その日の授業も僕は苦しみながらもなんとか話だけを聞いていた。わからないけれども。そうして思う。これは誰かに教えてもらわなければと。でも誰に教えてもらう? 居ないよな? クラスメイトは全滅だろうしなあ……と悩んでいるとある方向から視線を感じた。なんだと思ってみてみると茶髪の男が僕を睨むように見つめていた。そして僕と目があったかと思うとすぐに目をそらしていた。うーん、茶髪の男もなにかあるのかなあと僕は気にしてしまう。

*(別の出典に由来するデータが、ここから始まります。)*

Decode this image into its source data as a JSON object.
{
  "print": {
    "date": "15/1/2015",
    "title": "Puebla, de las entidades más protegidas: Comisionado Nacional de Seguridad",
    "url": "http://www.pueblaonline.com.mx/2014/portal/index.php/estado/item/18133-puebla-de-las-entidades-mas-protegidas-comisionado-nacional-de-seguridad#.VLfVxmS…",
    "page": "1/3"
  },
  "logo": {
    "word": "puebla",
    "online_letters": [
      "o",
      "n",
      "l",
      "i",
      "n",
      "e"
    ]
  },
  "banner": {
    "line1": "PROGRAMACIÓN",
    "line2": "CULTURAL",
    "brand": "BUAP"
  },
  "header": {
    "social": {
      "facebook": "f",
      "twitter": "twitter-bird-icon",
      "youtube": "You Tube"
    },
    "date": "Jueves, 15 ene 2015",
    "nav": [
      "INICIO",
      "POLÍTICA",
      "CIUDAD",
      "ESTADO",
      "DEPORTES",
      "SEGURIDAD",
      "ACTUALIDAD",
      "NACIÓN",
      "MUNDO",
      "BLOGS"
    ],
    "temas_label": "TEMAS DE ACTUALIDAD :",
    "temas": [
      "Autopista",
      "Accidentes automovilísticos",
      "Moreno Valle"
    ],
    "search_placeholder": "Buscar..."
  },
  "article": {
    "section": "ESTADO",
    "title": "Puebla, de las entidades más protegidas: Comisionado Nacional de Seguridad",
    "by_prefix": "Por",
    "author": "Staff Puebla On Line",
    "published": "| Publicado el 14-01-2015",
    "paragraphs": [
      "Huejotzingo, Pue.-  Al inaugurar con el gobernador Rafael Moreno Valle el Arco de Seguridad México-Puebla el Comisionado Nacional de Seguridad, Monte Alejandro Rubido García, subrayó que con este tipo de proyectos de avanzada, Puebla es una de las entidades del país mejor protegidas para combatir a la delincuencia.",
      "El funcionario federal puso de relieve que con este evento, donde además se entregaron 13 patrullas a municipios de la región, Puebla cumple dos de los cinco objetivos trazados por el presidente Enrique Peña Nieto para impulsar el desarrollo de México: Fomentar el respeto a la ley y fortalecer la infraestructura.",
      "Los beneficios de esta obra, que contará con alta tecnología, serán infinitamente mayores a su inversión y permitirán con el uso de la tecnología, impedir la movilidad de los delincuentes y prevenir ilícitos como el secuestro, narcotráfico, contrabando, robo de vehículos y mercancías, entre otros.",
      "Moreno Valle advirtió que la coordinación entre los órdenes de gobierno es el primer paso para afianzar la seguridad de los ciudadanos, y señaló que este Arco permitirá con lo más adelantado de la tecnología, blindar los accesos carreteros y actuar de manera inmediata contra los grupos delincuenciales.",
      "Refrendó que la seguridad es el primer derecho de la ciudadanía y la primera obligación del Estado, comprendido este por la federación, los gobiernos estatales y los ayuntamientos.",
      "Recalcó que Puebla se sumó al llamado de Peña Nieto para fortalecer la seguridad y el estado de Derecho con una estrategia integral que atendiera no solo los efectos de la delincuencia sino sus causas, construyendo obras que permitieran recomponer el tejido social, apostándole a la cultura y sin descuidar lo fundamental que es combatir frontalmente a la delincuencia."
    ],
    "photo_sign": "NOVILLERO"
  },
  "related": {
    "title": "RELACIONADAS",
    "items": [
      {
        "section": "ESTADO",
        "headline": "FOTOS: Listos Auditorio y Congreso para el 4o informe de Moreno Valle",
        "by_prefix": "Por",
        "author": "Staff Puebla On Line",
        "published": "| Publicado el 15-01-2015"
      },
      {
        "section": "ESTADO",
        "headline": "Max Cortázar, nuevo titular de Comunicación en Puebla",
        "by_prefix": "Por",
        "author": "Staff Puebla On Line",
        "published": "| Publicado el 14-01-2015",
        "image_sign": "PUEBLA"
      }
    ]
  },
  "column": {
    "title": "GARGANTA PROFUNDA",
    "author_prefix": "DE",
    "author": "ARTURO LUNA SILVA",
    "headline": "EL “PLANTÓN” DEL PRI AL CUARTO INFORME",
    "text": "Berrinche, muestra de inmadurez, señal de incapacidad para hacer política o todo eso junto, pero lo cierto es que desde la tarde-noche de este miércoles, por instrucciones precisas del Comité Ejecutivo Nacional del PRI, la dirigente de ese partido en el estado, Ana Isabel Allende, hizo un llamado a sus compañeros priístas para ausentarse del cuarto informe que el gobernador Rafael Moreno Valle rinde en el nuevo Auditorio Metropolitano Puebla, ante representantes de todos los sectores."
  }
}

「あっそうだ!」と風紀委員室に行っている間に僕の机にはクラスメイトの名前を覚えるようにだろう席順表がおかれていた。そして先生のメモだろう「これで名前を覚えるように! 」と書かれていた。一応考えていてくれていたんだと先生に感謝する。ほんと名前がわからないと例えば金髪男とか茶髪男、竹刀を持った女子生徒とかわけわからん呼び方をこれからもしないといけないのだから。
えっと……まずはあの金髪男は
そして次に茶髪男は
そんな事を考えながらも僕自身、一度に名前は覚えられないと思いとりあえずこのふたりだけはと頭の中へと記憶することにした。
そして僕はこの席順表は持ち歩かないと大変だろうなと思いポケットへと直しこんだのだった。